Giving Appreciated Securities

Nov. 20, 2017 null

By Jordan Richardson, Director of Charitable Giving


Whether the motivation is spiritual, festive or tax-motivated, it’s no secret that the fourth quarter is a popular time to think about charitable giving. There is even a rumor in our office that packing away your flip-flops triggers thoughts of philanthropy. Whatever the reason, now is a great time for charitable giving. Given the strength of the market in 2017, it may be an even better time to think about giving with appreciated securities. Here’s why:


 1. Potential to Expand Giving Capacity

Consider this: According to a 2016 U.S. Trust study, 80 percent of high net worth individuals say cash accounts for less than 25 percent of their total net worth[i]. At the same time, 86 percent of them are making charitable gifts with cash, while only 5.5 percent use appreciated securities.[ii] In cases in which cash is a relatively small portion of an individual’s net worth, the use of appreciated securities could increase capacity for giving.


 2. Avoid Capital Gains

The disposal of stock or mutual funds held for longer than 12 months may trigger taxation at the capital gains tax rate (15 percent for most individuals[iii]). However, if an appreciated security is gifted, in kind, to a public charity, including the Community Foundation, the tax-payer is off the hook. As we look back at a strong 2017, a gift of stock purchased as little as one year ago may have a significantly lower after-tax cost than a gift of cash.


3. Endow Iowa Benefits

It’s worth noting that a gift of appreciated securities to a charitable giving fund at the Community Foundation could be eligible for Endow Iowa Tax Credits. While the credits are exhausted for 2017, receiving a 2018 Endow Iowa Tax Credit, coupled with the 2017 federal tax deduction and avoidance of capital gains tax might be a win-win-win.


4. Give Now and Later

When your clients give a gift of appreciated securities to their charitable giving fund at the Community Foundation they have the unique opportunity to experience the joy of giving now and in the future. They make the gift today; receive the tax benefits and then support the causes they care about as needs arise. Our donors appreciate this simple approach to meeting both their short-term and long-term goals. Contact me at to learn more.

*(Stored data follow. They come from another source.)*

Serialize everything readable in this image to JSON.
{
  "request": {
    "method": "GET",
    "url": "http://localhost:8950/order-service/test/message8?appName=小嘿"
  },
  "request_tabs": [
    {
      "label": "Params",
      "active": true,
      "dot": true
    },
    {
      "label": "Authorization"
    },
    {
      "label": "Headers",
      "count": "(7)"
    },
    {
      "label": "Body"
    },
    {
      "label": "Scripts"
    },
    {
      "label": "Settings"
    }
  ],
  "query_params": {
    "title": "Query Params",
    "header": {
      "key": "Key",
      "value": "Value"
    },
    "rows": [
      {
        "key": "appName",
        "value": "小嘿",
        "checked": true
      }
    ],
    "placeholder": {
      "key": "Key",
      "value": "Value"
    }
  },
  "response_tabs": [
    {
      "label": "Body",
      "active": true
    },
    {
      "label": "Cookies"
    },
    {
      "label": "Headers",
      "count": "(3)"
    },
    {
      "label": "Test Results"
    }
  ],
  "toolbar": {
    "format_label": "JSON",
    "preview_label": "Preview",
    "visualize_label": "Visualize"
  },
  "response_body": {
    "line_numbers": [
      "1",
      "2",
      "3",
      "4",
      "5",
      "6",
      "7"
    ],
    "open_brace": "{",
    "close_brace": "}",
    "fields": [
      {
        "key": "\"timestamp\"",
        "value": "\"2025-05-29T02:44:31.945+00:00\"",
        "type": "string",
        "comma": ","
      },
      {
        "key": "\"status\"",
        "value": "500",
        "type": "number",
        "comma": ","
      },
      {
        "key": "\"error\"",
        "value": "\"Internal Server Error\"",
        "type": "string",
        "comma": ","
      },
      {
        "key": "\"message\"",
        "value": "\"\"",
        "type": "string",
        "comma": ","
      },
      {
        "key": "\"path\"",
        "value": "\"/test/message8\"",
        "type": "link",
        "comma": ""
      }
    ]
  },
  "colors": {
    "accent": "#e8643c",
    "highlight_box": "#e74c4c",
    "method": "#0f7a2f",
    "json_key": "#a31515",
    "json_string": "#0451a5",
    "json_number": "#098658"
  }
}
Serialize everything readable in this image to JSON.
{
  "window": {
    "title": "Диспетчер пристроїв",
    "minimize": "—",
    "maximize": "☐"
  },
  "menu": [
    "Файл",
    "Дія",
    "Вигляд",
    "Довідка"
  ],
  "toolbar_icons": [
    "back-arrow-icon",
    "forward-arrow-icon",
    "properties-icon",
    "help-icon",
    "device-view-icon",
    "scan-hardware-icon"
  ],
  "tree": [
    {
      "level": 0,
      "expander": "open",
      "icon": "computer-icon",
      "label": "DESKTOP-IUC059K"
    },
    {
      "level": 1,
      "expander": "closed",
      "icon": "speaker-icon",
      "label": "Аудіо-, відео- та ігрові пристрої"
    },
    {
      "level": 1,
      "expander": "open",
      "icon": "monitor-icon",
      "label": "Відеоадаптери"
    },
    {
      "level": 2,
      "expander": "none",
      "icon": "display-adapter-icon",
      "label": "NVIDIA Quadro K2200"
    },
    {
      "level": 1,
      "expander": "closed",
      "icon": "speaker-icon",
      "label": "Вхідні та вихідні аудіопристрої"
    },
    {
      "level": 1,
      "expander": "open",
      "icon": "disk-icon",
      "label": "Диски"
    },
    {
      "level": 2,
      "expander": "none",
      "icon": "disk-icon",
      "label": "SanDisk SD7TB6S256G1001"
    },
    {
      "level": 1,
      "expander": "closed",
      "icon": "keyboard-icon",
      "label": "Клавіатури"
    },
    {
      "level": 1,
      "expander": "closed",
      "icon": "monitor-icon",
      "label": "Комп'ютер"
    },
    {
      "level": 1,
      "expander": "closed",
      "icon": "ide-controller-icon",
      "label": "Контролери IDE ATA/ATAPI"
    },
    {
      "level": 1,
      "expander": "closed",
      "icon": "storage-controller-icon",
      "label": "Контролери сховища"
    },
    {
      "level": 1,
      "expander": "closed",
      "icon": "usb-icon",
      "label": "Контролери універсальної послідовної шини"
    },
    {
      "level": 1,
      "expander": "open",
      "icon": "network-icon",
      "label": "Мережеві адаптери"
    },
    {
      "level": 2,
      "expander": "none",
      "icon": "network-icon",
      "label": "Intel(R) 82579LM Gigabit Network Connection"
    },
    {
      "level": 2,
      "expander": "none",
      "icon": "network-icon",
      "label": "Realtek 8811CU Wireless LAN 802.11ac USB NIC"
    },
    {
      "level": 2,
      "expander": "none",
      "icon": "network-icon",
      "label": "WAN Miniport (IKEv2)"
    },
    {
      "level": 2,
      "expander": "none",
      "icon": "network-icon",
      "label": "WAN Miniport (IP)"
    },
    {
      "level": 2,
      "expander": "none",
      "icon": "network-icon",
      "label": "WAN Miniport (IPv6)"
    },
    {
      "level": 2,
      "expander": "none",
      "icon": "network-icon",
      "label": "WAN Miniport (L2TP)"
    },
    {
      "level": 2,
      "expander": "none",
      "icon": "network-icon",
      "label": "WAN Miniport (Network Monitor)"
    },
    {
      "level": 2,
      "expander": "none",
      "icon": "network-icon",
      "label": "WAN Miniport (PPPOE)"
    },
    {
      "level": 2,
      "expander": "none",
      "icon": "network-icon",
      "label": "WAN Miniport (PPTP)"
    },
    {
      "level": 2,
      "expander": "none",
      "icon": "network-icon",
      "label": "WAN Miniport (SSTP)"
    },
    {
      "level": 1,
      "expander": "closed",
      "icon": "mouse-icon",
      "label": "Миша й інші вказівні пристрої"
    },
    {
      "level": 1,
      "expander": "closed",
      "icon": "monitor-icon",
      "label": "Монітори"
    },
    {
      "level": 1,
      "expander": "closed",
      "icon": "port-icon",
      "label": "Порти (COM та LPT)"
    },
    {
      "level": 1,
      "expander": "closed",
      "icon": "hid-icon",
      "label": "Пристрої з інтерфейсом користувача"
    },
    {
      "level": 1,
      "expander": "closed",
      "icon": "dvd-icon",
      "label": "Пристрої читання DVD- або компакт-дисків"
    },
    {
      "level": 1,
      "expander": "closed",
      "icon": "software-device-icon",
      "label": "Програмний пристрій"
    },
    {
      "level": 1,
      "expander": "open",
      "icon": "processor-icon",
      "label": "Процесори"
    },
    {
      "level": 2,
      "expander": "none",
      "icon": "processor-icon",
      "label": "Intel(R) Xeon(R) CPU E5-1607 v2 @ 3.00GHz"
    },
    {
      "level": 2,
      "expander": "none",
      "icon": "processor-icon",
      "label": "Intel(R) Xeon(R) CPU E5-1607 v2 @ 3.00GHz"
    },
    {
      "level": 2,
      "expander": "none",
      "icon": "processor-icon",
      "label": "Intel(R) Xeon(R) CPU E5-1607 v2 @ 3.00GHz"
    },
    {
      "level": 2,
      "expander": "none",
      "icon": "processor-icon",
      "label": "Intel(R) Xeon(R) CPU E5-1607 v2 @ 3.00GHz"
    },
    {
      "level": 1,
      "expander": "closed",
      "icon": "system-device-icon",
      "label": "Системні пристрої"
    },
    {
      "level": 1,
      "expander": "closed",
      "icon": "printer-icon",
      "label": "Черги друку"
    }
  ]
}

[i] U.S. Trust. (2016). Insights on Wealth and Worth.

[ii] U.S. Trust. (2016). Study of High Net Worth Philanthropy.

[iii] For taxpayers in the 25, 28, 33, and 35% marginal tax brackets.


Disclaimer: This article may contain general information about legal issues and tax issues. The article does not contain legal advice and/or tax advice to any person. Materials are provided "as is" and without warranty of any kind, including without limitation warranties of merchantability, fitness for any purpose, or noninfringement.